Pujols is still a formidable and respected hitter, but that isn’t the point. The heftiest section of Pujols’ contract doesn’t kick in until 2014, and he’ll collect $212 million over the final eight years. The Angels will pay Pujols a total of $87 million in his age 39, 40, and 41 seasons.

Pujols also suffered a plunge in status. When Pujols homered on Sept. 13, it was No. 475 in his career. That’s an epic number in St. Louis sports; Musial had 475 career homers. If Pujols had hit No. 475 as a Cardinal, the event would have prompted a joyous, sentimental celebration. But in Anaheim, the accomplishment was an afterthought, acknowledged through polite applause.

In Anaheim, 475 is just another number. And that’s what Pujols gave up when he signed with the Angels.
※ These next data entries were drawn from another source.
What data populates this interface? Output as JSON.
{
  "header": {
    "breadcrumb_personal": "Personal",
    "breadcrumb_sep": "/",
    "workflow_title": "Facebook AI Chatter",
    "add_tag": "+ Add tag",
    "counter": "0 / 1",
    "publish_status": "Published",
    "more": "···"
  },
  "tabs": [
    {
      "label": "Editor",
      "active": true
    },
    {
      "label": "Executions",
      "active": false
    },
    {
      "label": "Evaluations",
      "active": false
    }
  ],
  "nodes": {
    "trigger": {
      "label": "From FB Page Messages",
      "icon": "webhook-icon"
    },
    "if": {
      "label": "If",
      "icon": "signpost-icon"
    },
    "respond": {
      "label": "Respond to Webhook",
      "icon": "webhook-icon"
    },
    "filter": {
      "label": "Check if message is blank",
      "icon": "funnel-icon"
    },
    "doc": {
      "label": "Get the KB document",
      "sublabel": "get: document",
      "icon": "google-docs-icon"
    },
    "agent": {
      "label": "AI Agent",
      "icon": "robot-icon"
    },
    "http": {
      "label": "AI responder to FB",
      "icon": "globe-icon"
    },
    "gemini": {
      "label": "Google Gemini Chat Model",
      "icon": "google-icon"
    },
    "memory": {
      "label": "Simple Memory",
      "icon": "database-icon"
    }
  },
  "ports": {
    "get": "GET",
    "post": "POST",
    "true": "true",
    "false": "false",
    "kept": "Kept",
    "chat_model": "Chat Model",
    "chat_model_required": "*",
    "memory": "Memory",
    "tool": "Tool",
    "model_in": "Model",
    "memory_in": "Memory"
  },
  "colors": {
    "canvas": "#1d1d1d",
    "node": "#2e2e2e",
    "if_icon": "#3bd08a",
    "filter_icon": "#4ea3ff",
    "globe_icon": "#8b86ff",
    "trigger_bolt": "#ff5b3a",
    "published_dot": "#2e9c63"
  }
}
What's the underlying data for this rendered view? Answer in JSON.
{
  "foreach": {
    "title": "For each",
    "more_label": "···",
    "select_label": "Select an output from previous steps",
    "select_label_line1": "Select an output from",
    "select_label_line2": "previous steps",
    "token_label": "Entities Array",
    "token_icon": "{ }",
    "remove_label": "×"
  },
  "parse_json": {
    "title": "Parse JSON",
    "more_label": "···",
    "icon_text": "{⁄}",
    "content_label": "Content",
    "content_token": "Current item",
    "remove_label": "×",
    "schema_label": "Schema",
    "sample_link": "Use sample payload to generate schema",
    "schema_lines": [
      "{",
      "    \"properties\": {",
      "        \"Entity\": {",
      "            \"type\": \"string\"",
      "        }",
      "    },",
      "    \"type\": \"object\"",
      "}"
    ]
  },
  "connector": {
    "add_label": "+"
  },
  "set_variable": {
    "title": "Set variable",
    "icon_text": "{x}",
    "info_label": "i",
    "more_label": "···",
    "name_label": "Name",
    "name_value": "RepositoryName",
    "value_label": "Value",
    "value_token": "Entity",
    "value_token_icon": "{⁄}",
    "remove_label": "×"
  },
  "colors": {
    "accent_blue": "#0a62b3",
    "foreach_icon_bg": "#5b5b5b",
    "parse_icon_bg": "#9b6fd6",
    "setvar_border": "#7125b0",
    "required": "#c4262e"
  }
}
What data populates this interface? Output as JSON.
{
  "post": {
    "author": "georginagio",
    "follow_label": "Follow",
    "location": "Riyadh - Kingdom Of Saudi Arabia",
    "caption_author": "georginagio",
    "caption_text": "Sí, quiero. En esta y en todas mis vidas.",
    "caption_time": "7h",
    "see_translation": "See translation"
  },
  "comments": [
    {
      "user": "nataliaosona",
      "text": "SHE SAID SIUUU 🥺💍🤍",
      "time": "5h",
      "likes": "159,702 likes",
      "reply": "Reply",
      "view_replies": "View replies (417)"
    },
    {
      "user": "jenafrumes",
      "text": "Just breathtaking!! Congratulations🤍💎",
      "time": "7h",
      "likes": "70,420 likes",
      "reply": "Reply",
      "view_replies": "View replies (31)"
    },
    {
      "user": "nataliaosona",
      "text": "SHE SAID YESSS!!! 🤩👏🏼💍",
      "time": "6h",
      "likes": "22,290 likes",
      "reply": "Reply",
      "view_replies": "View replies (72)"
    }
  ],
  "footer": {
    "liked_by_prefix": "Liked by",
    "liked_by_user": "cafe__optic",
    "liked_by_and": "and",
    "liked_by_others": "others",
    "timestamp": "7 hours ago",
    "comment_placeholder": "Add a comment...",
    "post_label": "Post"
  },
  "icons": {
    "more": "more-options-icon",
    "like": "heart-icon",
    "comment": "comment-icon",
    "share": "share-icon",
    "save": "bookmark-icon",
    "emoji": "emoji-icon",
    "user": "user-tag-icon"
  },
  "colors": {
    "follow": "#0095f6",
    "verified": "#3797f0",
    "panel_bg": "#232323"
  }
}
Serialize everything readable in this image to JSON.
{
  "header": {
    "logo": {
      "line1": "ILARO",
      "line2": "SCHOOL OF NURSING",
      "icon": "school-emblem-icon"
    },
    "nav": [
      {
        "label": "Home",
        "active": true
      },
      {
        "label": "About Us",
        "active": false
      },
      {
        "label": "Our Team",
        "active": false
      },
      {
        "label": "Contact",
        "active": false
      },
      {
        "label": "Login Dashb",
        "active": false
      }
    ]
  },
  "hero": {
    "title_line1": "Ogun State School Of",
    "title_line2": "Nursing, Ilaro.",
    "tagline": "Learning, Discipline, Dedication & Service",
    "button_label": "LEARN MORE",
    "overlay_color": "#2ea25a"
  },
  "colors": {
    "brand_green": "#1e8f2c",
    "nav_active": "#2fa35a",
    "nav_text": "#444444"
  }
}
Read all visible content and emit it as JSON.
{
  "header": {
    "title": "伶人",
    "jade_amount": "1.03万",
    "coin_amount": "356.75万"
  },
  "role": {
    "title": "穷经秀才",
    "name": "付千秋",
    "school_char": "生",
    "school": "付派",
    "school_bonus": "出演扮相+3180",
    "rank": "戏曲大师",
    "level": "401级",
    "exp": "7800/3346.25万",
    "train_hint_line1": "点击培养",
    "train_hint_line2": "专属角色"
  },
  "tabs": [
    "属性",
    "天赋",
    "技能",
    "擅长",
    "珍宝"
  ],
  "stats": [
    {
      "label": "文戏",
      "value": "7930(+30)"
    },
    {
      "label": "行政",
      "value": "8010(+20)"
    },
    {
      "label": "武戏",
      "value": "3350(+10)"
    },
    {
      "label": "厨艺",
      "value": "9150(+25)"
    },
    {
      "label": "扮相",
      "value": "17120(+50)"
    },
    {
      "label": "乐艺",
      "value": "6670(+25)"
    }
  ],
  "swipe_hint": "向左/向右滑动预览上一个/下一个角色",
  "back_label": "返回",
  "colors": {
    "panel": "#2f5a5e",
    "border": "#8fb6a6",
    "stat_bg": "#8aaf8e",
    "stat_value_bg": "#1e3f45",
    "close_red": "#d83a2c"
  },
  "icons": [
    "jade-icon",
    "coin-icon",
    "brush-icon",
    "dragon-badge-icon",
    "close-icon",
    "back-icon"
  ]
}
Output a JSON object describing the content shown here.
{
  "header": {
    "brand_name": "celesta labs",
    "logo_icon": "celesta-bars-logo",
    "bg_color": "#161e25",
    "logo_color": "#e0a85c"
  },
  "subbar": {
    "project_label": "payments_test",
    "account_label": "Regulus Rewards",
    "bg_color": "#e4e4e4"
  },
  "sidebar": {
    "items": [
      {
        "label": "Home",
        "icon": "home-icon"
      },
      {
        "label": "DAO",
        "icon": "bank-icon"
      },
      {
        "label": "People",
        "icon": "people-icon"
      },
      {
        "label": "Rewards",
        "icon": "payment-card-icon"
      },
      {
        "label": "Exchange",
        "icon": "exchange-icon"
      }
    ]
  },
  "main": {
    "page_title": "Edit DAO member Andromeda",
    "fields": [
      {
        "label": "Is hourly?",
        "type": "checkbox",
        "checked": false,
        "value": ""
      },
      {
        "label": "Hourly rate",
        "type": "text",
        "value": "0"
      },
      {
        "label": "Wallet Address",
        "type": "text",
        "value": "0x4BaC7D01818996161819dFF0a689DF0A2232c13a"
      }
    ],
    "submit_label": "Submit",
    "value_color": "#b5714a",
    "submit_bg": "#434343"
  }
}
He gave up membership in a highly exclusive club of all-time greats that played every game for one franchise. They’re in a truly special category. They are elevated above other stars.

“I think about that with Albert, and in a way it makes me sad,” Mozeliak said.

Still, the Pujols-STL bond remains connected on the personal side. Pujols and family still live here, and Albert and wife Deidre have continued their generous community service through their active, dedicated Pujols Family Foundation.

At a fundraising gala Saturday night at The Chase hotel, Albert and Deidre addressed guests and reiterated their commitment to helping area children. through their charitable organization. Deidre pointed out that baseball is Albert’s job, and that job has taken him to Anaheim — but St. Louis is still the home base for their lives and humanitarian efforts.

I sincerely applaud Albert and Deidre for that. Locally, the reaction to Pujols’ joining the Angels was harsh and hostile. But Pujols still wants to be here to enhance the lives of Down syndrome children.

That’s admirable. One day, I believe we’ll see a happy reconciliation among Pujols, the fans, and the Cardinals. Don’t ask me when or how this will happen. But Pujols and Cardinals fans had an extraordinary relationship, and the positive history will eventually rekindle the warm feelings.

We will never forget the hurt feelings that set in a year ago when Pujols headed to Anaheim. But there will be a time for forgiveness.

“St. Louis is a special place to play baseball,” Mozeliak said. “It’s like walking through a cathedral of our sport. Time heals. As the years go by, we’ll remember all of the good things. I don’t expect it to ever be quite the same. But Albert is a genuinely good person, and he has a huge heart, and people will always appreciate that.”